Ada sat on a daybed I’d created at the center of a pavilion… eight pillars carved from bone, with triangular sheets of skin stretched between them for a roof. A gentle breeze from the Æfen Gate weaved through braids of hair where they created sheer curtains around the structure, each strand decorated with white feathers.
What was I to make of this?
In my anger, I’d given her a crown shaped from the little fingers of children—a punishment for her ruse of feigned affection, her talk of how she’d chosen to come to me, and a stolen kiss that had wrecked my defenses. And what did she do?

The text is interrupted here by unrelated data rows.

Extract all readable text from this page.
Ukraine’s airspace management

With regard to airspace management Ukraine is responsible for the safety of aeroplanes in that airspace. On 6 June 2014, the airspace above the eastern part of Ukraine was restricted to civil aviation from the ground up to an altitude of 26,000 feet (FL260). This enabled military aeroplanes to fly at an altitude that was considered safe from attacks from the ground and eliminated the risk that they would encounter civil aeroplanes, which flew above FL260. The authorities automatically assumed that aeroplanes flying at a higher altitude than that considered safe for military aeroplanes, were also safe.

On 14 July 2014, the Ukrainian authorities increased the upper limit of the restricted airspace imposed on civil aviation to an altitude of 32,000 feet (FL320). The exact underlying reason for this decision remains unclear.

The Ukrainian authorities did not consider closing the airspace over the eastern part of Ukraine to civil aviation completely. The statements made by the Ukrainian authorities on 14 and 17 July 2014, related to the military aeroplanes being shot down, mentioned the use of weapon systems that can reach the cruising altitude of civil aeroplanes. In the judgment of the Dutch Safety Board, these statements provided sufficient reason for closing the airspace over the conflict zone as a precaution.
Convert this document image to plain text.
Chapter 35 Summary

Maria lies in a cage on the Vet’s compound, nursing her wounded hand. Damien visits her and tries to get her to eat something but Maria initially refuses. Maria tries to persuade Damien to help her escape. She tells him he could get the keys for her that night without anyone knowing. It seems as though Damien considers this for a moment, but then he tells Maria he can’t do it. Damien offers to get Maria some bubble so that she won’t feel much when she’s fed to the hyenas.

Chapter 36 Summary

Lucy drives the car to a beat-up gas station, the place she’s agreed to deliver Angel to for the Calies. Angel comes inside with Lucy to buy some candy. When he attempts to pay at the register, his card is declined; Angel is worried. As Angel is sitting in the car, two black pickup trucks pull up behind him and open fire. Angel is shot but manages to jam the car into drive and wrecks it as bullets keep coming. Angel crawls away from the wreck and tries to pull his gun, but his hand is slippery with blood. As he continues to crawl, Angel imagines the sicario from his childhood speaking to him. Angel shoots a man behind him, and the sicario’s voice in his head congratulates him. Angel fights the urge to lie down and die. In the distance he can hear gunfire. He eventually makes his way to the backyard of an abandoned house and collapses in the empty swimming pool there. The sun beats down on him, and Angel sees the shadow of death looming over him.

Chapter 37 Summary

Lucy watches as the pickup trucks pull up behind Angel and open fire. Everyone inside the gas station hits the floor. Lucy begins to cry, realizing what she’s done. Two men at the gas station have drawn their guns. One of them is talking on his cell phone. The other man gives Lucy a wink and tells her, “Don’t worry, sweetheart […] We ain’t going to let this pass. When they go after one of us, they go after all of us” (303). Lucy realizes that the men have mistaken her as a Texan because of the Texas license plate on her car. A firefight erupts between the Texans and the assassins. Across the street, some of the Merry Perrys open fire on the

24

She made it look stunning.
My ribs shrank around my organs as though I had only punished myself. There she sat on a pile of gray furs, plaiting the mousy brown strands of a girl—one of three child corpses I had commanded to follow her, offering her yet another reminder of how she’d tormented me with the most hideous lie.
Ah, what a mistake.
These children had neither soul nor awareness, yet Ada must have washed the filth off their emaciated bodies. They sat on the ground by her feet, their tatters replaced with clean tunics and the two boys’ lackluster hair neatly combed.
If anything, my punishment served as a reminder of why I had come to admire this woman. Had come to love her?
My breath stuttered at the premise of having allowed myself to love once more. Such a terrible emotion, love; perhaps the only emotion capable of soothing a heart one moment, only the rip it in half the next. What else explained this… this shift in me?